Ein Index, der klärt, welche Staaten sich moralisch vertretbar verhalten - klingt spannend, hält einer genaueren statistischen Überprüfung allerdings nicht stand.

Gut sein. Das wollen wir doch alle irgendwie. Oder zumindest will keiner böse sein. Auch Staaten sollten sich theoretisch gut, also moralisch vertretbar verhalten - nur: Wie stellt man das fest? Das geht doch gar nicht. Geht doch - behauptet der Good-Country-Index. In den Index fließen 35 verschiedene Ländervergleiche und Indikatoren ein, die meist von den UN und anderer Nichtregierungsorganisationen stammen.

"Der Good-Country-Index ist keine statistische Meisterleistung."
Katharina Schüller, Statistikerin

Aus solchen Indikatoren wird eine Skala gebildet - etwa zum Weltfrieden oder zum fairen Welthandel. Der Mittelwert aus diesen Skalen bildet dann den Good-Country-Index. Allerdings wird am Ende noch durch das Brutto-Inlands-Produkt geteilt. So soll dem Umstand Rechnung getragen werden, dass die Staaten unterschiedlich wirtschaftlich stark sind. Das Problem am Index: Er suggeriert eine Genauigkeit, die es so gar nicht gibt, sagt unsere Statistikerin Katharina Schüller. Mittelwerte dürfe man nämlich nur bilden, wenn die Abstände auf allen Skalen gleich groß sind. Bei Rangfolgen ist das allerdings fast nie der Fall.
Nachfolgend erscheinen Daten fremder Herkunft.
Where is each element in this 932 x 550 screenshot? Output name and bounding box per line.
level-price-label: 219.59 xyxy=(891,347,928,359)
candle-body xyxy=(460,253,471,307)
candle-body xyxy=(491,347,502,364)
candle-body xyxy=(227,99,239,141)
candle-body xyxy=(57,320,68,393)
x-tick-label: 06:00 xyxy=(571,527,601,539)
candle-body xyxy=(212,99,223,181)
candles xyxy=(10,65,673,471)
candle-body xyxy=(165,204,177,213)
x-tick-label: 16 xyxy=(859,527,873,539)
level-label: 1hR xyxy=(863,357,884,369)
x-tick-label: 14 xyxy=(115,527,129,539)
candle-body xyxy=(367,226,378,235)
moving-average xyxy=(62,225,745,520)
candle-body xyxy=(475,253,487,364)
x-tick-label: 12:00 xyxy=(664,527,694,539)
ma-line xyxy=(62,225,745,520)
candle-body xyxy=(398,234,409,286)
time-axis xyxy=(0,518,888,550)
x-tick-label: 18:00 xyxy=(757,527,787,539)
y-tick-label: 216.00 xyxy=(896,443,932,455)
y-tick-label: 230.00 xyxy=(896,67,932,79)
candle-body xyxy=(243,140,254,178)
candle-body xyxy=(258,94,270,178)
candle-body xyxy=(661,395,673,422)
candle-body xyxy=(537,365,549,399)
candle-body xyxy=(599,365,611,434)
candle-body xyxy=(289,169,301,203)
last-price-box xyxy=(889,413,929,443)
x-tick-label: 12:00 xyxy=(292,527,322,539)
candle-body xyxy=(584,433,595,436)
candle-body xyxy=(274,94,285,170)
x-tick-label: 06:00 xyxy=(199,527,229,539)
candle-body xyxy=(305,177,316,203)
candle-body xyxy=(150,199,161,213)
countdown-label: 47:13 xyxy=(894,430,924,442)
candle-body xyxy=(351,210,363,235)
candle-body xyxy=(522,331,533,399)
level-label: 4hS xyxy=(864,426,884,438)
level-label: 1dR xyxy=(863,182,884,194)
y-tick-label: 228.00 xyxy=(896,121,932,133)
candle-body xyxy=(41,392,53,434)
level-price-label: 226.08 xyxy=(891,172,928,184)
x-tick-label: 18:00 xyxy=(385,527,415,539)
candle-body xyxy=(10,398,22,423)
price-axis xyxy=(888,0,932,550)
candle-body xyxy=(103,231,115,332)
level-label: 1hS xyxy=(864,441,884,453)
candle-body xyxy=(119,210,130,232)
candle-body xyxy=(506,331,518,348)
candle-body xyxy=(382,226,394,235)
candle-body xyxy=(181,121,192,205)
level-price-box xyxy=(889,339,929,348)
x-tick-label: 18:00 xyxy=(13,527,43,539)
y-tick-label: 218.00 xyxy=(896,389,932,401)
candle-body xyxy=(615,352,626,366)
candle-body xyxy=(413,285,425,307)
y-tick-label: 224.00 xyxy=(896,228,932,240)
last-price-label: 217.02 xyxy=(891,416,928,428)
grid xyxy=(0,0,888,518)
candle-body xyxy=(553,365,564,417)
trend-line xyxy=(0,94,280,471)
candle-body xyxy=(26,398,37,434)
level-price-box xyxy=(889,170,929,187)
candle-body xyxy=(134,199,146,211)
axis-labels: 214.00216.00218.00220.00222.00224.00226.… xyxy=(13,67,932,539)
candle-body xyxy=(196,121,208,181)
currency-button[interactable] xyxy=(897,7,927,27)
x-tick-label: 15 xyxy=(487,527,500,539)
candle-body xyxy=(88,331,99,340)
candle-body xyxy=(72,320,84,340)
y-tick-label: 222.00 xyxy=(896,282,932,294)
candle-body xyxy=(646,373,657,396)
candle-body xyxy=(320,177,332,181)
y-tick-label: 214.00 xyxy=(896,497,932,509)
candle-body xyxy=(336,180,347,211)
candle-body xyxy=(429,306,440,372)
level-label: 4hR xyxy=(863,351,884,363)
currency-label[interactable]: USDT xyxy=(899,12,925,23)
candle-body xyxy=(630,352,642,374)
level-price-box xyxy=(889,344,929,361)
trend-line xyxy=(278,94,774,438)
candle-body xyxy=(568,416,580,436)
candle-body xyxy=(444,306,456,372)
Katharina Schüller hält wenig von den Methoden der Index-Macher: "Das Problem ist, dass die 35 Indikatoren nicht unabhängig sind. Wer in einem gut abschneidet, hat anderswo fast automatisch das Nachsehen. Ein wirtschaftlich starkes Land hat oft eine starke Rüstungsindustrie, kann aber auch viele Güter und Geld an ärmere Länder spenden." Verkürzt gesagt: Je höher das internationale Engagement eines Landes, desto mehr moralische Probleme können auftreten.

Und was kommt beim Index jetzt heraus? Irland liegt in moralischer Hinsicht weltweit ganz vorne - Deutschland im Mittelfeld.